Raymond Vernon (September 1, 1913 – August 26, 1999) was an American economist. He was a member of the group that developed the Marshall Plan after World War II and later played a role in the development of the International Monetary Fund and the General Agreement on Tariffs and Trade. He was the Clarence Dillon Professor of International Affairs at the Kennedy School of Government at Harvard University, becoming emeritus on his retirement. His formulation of the Product life-cycle theory of US exports, first published in 1966, in turn influenced the behavior of companies.

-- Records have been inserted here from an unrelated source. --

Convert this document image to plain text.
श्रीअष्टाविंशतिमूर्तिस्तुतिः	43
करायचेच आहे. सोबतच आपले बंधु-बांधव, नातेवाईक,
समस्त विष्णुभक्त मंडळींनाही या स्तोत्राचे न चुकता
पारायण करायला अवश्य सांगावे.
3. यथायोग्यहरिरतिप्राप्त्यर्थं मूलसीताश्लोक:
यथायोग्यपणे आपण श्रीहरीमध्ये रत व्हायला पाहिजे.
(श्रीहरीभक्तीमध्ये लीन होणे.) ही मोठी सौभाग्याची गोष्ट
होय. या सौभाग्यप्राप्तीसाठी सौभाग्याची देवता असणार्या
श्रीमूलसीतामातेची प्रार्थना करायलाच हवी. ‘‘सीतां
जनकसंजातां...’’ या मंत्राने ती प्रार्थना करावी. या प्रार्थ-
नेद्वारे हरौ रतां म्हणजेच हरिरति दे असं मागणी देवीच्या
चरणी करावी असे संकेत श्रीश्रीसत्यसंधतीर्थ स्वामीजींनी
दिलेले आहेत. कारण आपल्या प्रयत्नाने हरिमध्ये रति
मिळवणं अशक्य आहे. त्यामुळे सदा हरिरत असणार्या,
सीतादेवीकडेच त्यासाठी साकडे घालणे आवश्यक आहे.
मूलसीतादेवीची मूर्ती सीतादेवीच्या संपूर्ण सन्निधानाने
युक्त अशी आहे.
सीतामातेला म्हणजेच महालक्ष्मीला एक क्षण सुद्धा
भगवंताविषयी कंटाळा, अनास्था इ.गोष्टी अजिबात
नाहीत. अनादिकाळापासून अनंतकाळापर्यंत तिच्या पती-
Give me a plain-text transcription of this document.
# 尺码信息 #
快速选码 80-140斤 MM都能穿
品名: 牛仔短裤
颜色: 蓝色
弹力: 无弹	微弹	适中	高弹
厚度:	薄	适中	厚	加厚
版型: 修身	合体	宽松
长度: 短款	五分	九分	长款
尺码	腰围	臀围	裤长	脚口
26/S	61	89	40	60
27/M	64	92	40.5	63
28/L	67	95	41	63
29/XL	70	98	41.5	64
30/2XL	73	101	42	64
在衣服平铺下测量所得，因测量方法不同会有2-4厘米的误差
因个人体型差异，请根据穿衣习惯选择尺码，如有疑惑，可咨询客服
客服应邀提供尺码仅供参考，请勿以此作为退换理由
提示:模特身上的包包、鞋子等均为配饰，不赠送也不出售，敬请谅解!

Vernon was born Raymond Visotsky in New York; his parents were Russian Jewish immigrants and he and his siblings changed their family name to Vernon. He earned a BA cum laude from the College of the City of New York in 1933 and a PhD in economics from Columbia University in 1941; all three of his siblings also earned doctorates.

Vernon worked at the Securities and Exchange Commission from 1935 to 1946 and then at the US Department of State, participating in the development and implementation of the Marshall Plan and also helping facilitate the postwar recovery of Japan. He played a role in the development of the International Monetary Fund and the General Agreement on Tariffs and Trade, including negotiating the inclusion of Japan in GATT. In the early 1950s he served as acting director of the Office of Economic Defense and Trade Policy, overseeing US trade with the Soviet bloc and encouraging those countries to trade with non-Communist countries.

He then worked for two years for Mars, heading development of peanut M&M's; he was known in the candy industry as "the man who put the crunch in M & M's".